A new Galway Tech Map, published online this week, illustrates the substantial growth of the sector in the city in the dozen years since the first map was created.
The tech community in Galway has expanded significantly in the intervening years, with new startup hubs and office blocks, revitalised technology and innovation centres, and a surge in both indigenous and FDI companies based in Galway.
In 2014, the first version of a Galway Tech Map was created to illustrate the various companies that made up Galway’s tech sector, inspired by a similar Fáilte Ireland map for Dublin, which had about 30 companies shown. One year later, a second version of the map was released that featured more than 70 companies, and popular variants that focused on the MedTech sector came soon afterwards.
The third version of the Galway Tech Map has just been launched to show the strong growth in Galway’s ICT companies (primarily software/computing and hardware/electronics ). The new map, compiled in collaboration with local stakeholders, features about 200 tech companies in or around Galway city.
These range from single-person operations to companies with hundreds of people employed locally, in areas including customer experience, computer gaming, asset management, and Medtronic’s recently announced patient care systems.
“This new map reflects the significant changes that have happened in Galway over the past 12 years,” said Professor John Breslin, who created the map and made it available to download from https://github.com/techinnovate.
“If we look back to 2014, the doughnut effect was very much in operation, with many technology companies located on the outskirts of the city and few companies based downtown.
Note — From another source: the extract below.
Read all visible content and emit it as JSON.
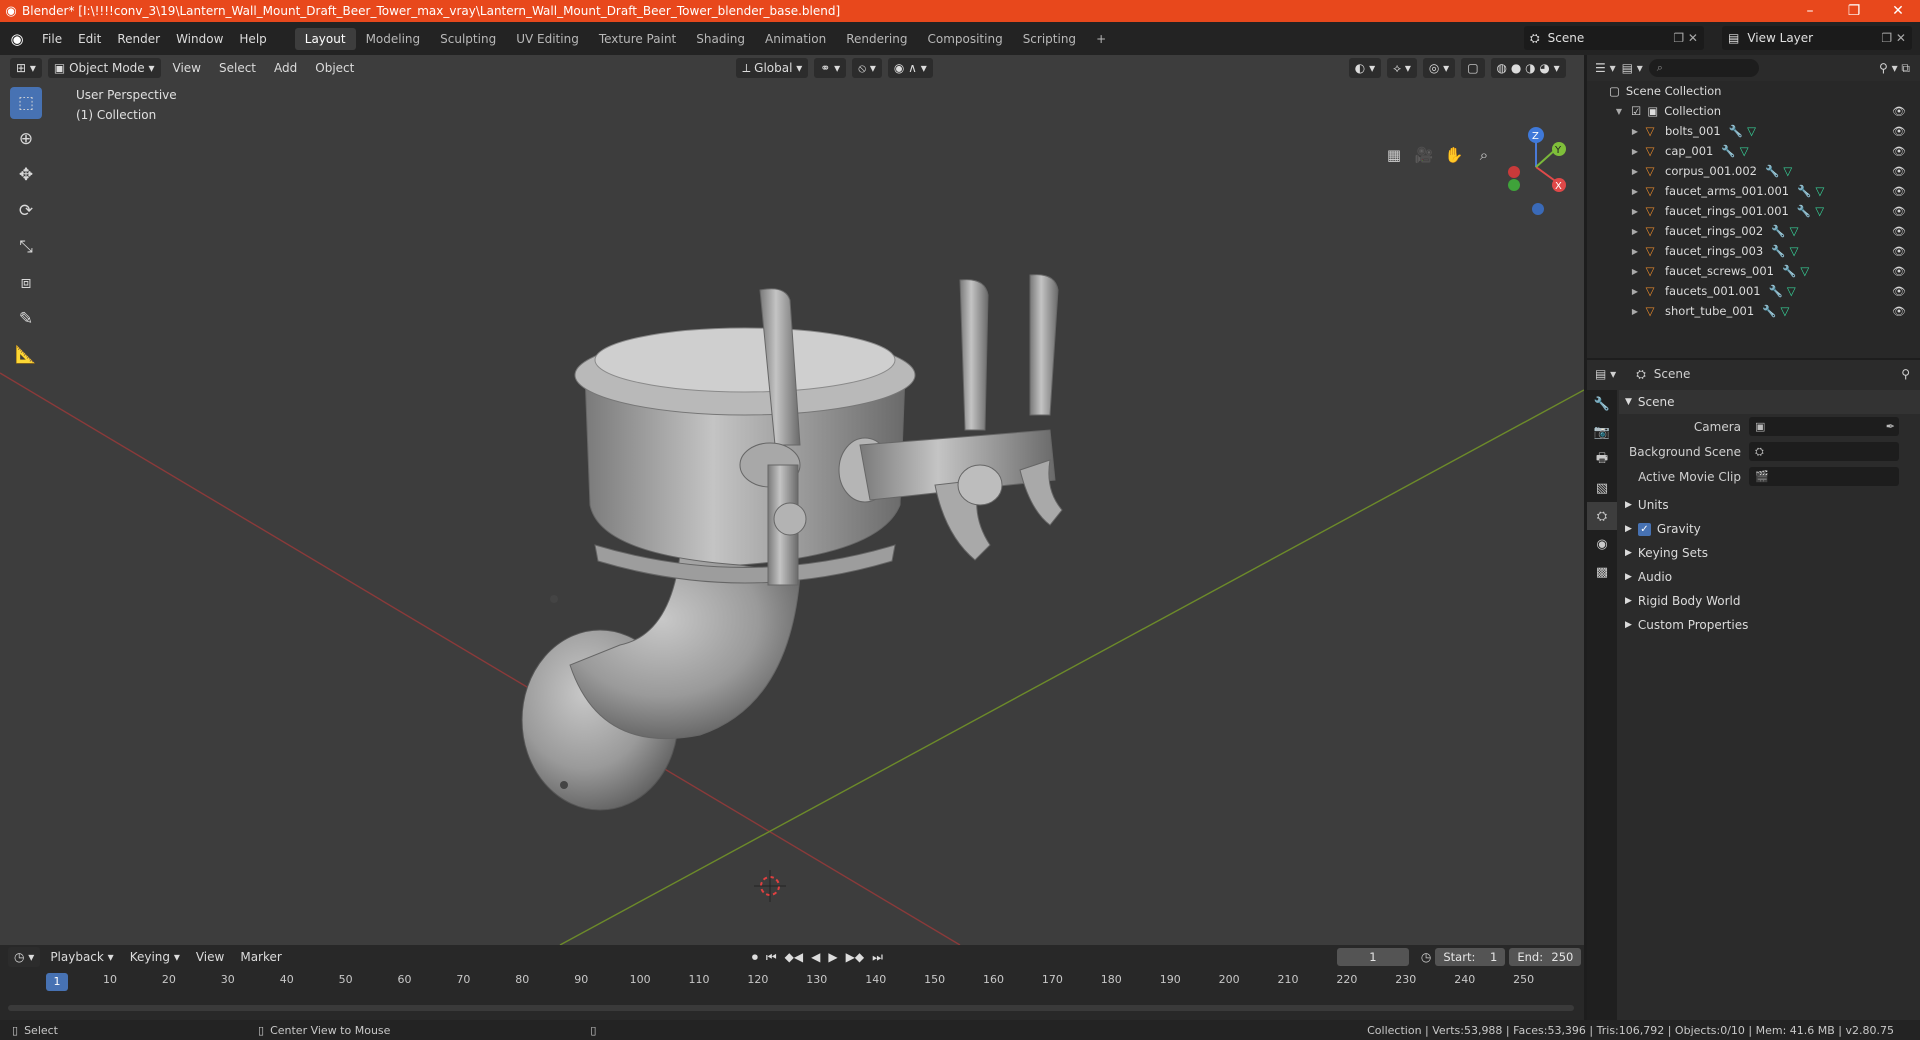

The PorterShed was a vision still to be realised through the refurbished Guiness building near Ceannt Station, now relocated to Market Street and Bowling Green. Bonham Quay and CREW Digital did not yet exist.
“The substantial ATU iHub and Galway Technology Centre extensions had not been built, with the latter yet to be rebranded as Platform94 with a renewed focus on growing indigenous scaleups,” he added. “There were no regional accelerator programmes supporting local startups with programming and funding, but these came to pass with the NDRC at PorterShed accelerator, BioExel, and last year’s AI Venture Forge, with more of this kind of thing badly needed.
“Twelve years ago, we could not have imagined how the landscape would have changed so much, as illustrated by this new map. As we all adapt and reskill in this era of global strife and AI, bearing in mind the need for new solutions and ventures to tackle climate and energy challenges for both people and the planet, we can still hope and plan for even more companies and jobs growth in Galway’s tech sector over the next 12 years.”
Galway and ICT in history
While the establishment of the Digital Equipment Corporation hardware manufacturing plant in Galway in the early 1970s was without doubt one of the key moments in the early stages of the city’s tech sector, Galway’s links to the world of information and communication technology go back even further.
In the 1850s, the two founders of Menlo Park, in what is now Silicon Valley, named it after Menlo and Menlo Castle in their native Galway. Marconi’s Clifden station, located at Derrygimlagh Bog, was opened in 1907 as half of the world’s first commercial transatlantic wireless telegraphy system, transmitting messages across the ocean to Nova Scotia. Former University of Galway physics professor George Johnstone Stoney is known for coining the term “electron” and for calculating an early estimate of its charge.
The Anderson bridge circuit, built by former University president Alexander Anderson to measure electrical inductance, was recognised as an Institute of Electrical and Electronics Engineers (IEEE ) milestone last year. His daughter, Emily Anderson, the first German professor at the University of Galway and later decoder/translater of the letters of Beethoven and Mozart, had a second career as a cryptanalyst before and during World War II, where she cracked a series of Italian ciphers to reveal battle plans for North Africa, and contribute towards Allied success in the region. Meanwhile Jim Thornton, whose father was from An Spidéal, created the CDC 6600 supercomputer in the 1960s along with Seymour Cray.